Objectives: In 1990 a meta-analysis of randomised trials showed 70% lower mortality after antenatal corticosteroid therapy for 24 h or more for infants born before 31 weeks gestation. We investigated whether antenatal corticosteroid therapy has increased in these infants since 1990 and studied variations in use by hospital of birth.
Design: Retrospective cohort study in 1601 infants in nine neonatal units.
Subjects: Neonatal admissions before 31 weeks of gestation from January 1988 to October 1993. MEASURE OF OUTCOME: Corticosteroids administered for 24 h or more before delivery.
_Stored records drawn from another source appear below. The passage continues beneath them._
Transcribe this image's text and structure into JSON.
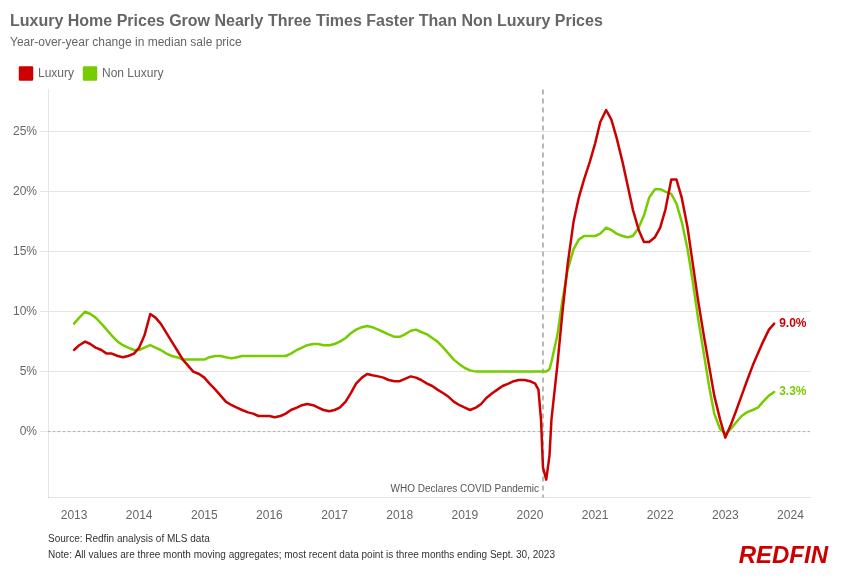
{
  "chart_data": {
    "type": "line",
    "title": "Luxury Home Prices Grow Nearly Three Times Faster Than Non Luxury Prices",
    "subtitle": "Year-over-year change in median sale price",
    "source": "Source: Redfin analysis of MLS data",
    "note": "Note: All values are three month moving aggregates; most recent data point is three months ending Sept. 30, 2023",
    "logo": {
      "text": "REDFIN",
      "color": "#cc0000"
    },
    "legend": "top left",
    "grid": "y",
    "xlim": [
      2012.6,
      2024.3
    ],
    "xticks": [
      2013,
      2014,
      2015,
      2016,
      2017,
      2018,
      2019,
      2020,
      2021,
      2022,
      2023,
      2024
    ],
    "ylim": [
      -0.055,
      0.285
    ],
    "yticks": [
      {
        "value": 0.0,
        "label": "0%"
      },
      {
        "value": 0.05,
        "label": "5%"
      },
      {
        "value": 0.1,
        "label": "10%"
      },
      {
        "value": 0.15,
        "label": "15%"
      },
      {
        "value": 0.2,
        "label": "20%"
      },
      {
        "value": 0.25,
        "label": "25%"
      }
    ],
    "reference_lines": [
      {
        "x": 2020.2,
        "label": "WHO Declares COVID Pandemic"
      },
      {
        "y": 0.0
      }
    ],
    "annotations": [
      {
        "text": "9.0%",
        "x": 2023.75,
        "y": 0.09,
        "color": "#cc0000"
      },
      {
        "text": "3.3%",
        "x": 2023.75,
        "y": 0.033,
        "color": "#77cc00"
      }
    ],
    "x": [
      2013.0,
      2013.08,
      2013.17,
      2013.25,
      2013.33,
      2013.42,
      2013.5,
      2013.58,
      2013.67,
      2013.75,
      2013.83,
      2013.92,
      2014.0,
      2014.08,
      2014.17,
      2014.25,
      2014.33,
      2014.42,
      2014.5,
      2014.58,
      2014.67,
      2014.75,
      2014.83,
      2014.92,
      2015.0,
      2015.08,
      2015.17,
      2015.25,
      2015.33,
      2015.42,
      2015.5,
      2015.58,
      2015.67,
      2015.75,
      2015.83,
      2015.92,
      2016.0,
      2016.08,
      2016.17,
      2016.25,
      2016.33,
      2016.42,
      2016.5,
      2016.58,
      2016.67,
      2016.75,
      2016.83,
      2016.92,
      2017.0,
      2017.08,
      2017.17,
      2017.25,
      2017.33,
      2017.42,
      2017.5,
      2017.58,
      2017.67,
      2017.75,
      2017.83,
      2017.92,
      2018.0,
      2018.08,
      2018.17,
      2018.25,
      2018.33,
      2018.42,
      2018.5,
      2018.58,
      2018.67,
      2018.75,
      2018.83,
      2018.92,
      2019.0,
      2019.08,
      2019.17,
      2019.25,
      2019.33,
      2019.42,
      2019.5,
      2019.58,
      2019.67,
      2019.75,
      2019.83,
      2019.92,
      2020.0,
      2020.08,
      2020.13,
      2020.17,
      2020.2,
      2020.25,
      2020.3,
      2020.33,
      2020.42,
      2020.5,
      2020.58,
      2020.67,
      2020.75,
      2020.83,
      2020.92,
      2021.0,
      2021.08,
      2021.17,
      2021.25,
      2021.33,
      2021.42,
      2021.5,
      2021.58,
      2021.67,
      2021.75,
      2021.83,
      2021.92,
      2022.0,
      2022.08,
      2022.17,
      2022.25,
      2022.33,
      2022.42,
      2022.5,
      2022.58,
      2022.67,
      2022.75,
      2022.83,
      2022.92,
      2023.0,
      2023.08,
      2023.17,
      2023.25,
      2023.33,
      2023.42,
      2023.5,
      2023.58,
      2023.67,
      2023.75
    ],
    "series": [
      {
        "name": "Luxury",
        "color": "#cc0000",
        "values": [
          0.068,
          0.072,
          0.075,
          0.073,
          0.07,
          0.068,
          0.065,
          0.065,
          0.063,
          0.062,
          0.063,
          0.065,
          0.07,
          0.08,
          0.098,
          0.095,
          0.09,
          0.082,
          0.075,
          0.068,
          0.06,
          0.055,
          0.05,
          0.048,
          0.045,
          0.04,
          0.035,
          0.03,
          0.025,
          0.022,
          0.02,
          0.018,
          0.016,
          0.015,
          0.013,
          0.013,
          0.013,
          0.012,
          0.013,
          0.015,
          0.018,
          0.02,
          0.022,
          0.023,
          0.022,
          0.02,
          0.018,
          0.017,
          0.018,
          0.02,
          0.025,
          0.032,
          0.04,
          0.045,
          0.048,
          0.047,
          0.046,
          0.045,
          0.043,
          0.042,
          0.042,
          0.044,
          0.046,
          0.045,
          0.043,
          0.04,
          0.038,
          0.035,
          0.032,
          0.029,
          0.025,
          0.022,
          0.02,
          0.018,
          0.02,
          0.023,
          0.028,
          0.032,
          0.035,
          0.038,
          0.04,
          0.042,
          0.043,
          0.043,
          0.042,
          0.04,
          0.035,
          0.01,
          -0.03,
          -0.04,
          -0.02,
          0.01,
          0.055,
          0.1,
          0.14,
          0.175,
          0.195,
          0.21,
          0.225,
          0.24,
          0.258,
          0.268,
          0.26,
          0.245,
          0.225,
          0.205,
          0.185,
          0.168,
          0.158,
          0.158,
          0.162,
          0.17,
          0.185,
          0.21,
          0.21,
          0.195,
          0.17,
          0.14,
          0.11,
          0.08,
          0.055,
          0.03,
          0.01,
          -0.005,
          0.005,
          0.018,
          0.03,
          0.042,
          0.055,
          0.065,
          0.075,
          0.085,
          0.09
        ]
      },
      {
        "name": "Non Luxury",
        "color": "#77cc00",
        "values": [
          0.09,
          0.095,
          0.1,
          0.098,
          0.095,
          0.09,
          0.085,
          0.08,
          0.075,
          0.072,
          0.07,
          0.068,
          0.068,
          0.07,
          0.072,
          0.07,
          0.068,
          0.065,
          0.063,
          0.062,
          0.06,
          0.06,
          0.06,
          0.06,
          0.06,
          0.062,
          0.063,
          0.063,
          0.062,
          0.061,
          0.062,
          0.063,
          0.063,
          0.063,
          0.063,
          0.063,
          0.063,
          0.063,
          0.063,
          0.063,
          0.065,
          0.068,
          0.07,
          0.072,
          0.073,
          0.073,
          0.072,
          0.072,
          0.073,
          0.075,
          0.078,
          0.082,
          0.085,
          0.087,
          0.088,
          0.087,
          0.085,
          0.083,
          0.081,
          0.079,
          0.079,
          0.081,
          0.084,
          0.085,
          0.083,
          0.081,
          0.078,
          0.075,
          0.07,
          0.065,
          0.06,
          0.056,
          0.053,
          0.051,
          0.05,
          0.05,
          0.05,
          0.05,
          0.05,
          0.05,
          0.05,
          0.05,
          0.05,
          0.05,
          0.05,
          0.05,
          0.05,
          0.05,
          0.05,
          0.05,
          0.052,
          0.058,
          0.08,
          0.11,
          0.135,
          0.152,
          0.16,
          0.163,
          0.163,
          0.163,
          0.165,
          0.17,
          0.168,
          0.165,
          0.163,
          0.162,
          0.163,
          0.17,
          0.18,
          0.195,
          0.202,
          0.202,
          0.2,
          0.198,
          0.19,
          0.175,
          0.152,
          0.125,
          0.095,
          0.065,
          0.038,
          0.015,
          0.002,
          -0.002,
          0.002,
          0.008,
          0.013,
          0.016,
          0.018,
          0.02,
          0.025,
          0.03,
          0.033
        ]
      }
    ]
  }
}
Results: Data were obtained in 1579 (99%) infants. The proportion (range) in each hospital whose mothers had antenatal corticosteroids for 24 h or more was 16% (0-43) in 1988-89 and 29% (0-36) in 1990-93 (P < 0.001). In post hoc analyses, 65/347 (20%) births in district hospitals had treatment for 24 h or more compared with 354/1254 (28%) in teaching hospitals (P = 0.001).
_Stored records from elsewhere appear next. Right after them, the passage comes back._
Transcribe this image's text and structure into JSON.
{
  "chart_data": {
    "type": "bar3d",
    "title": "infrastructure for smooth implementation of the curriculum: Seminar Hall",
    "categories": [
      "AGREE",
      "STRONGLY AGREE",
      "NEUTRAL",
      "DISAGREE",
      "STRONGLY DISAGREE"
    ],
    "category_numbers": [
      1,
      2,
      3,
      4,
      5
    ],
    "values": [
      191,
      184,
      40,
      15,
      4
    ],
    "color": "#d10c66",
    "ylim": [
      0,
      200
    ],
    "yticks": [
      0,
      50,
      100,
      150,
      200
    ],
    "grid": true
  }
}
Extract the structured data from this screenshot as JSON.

Conclusions: Antenatal corticosteroid therapy increased but varied by hospital of birth. This may reflect varying performance, or bias from reporting, selection or referral. Ideally, corticosteroid therapy should be compared in women at risk of preterm delivery, but standardising risk or indications for delivery between hospitals and accurate ascertainment presents major difficulties. To minimise selection or referral bias, hospitals should publish, for all mothers delivering between 24 and 33 weeks and 6 days gestation 48 h or more after admission, the proportions treated 1. for 24 h or more (target: > 70%), or 2. at all (target: > 90%).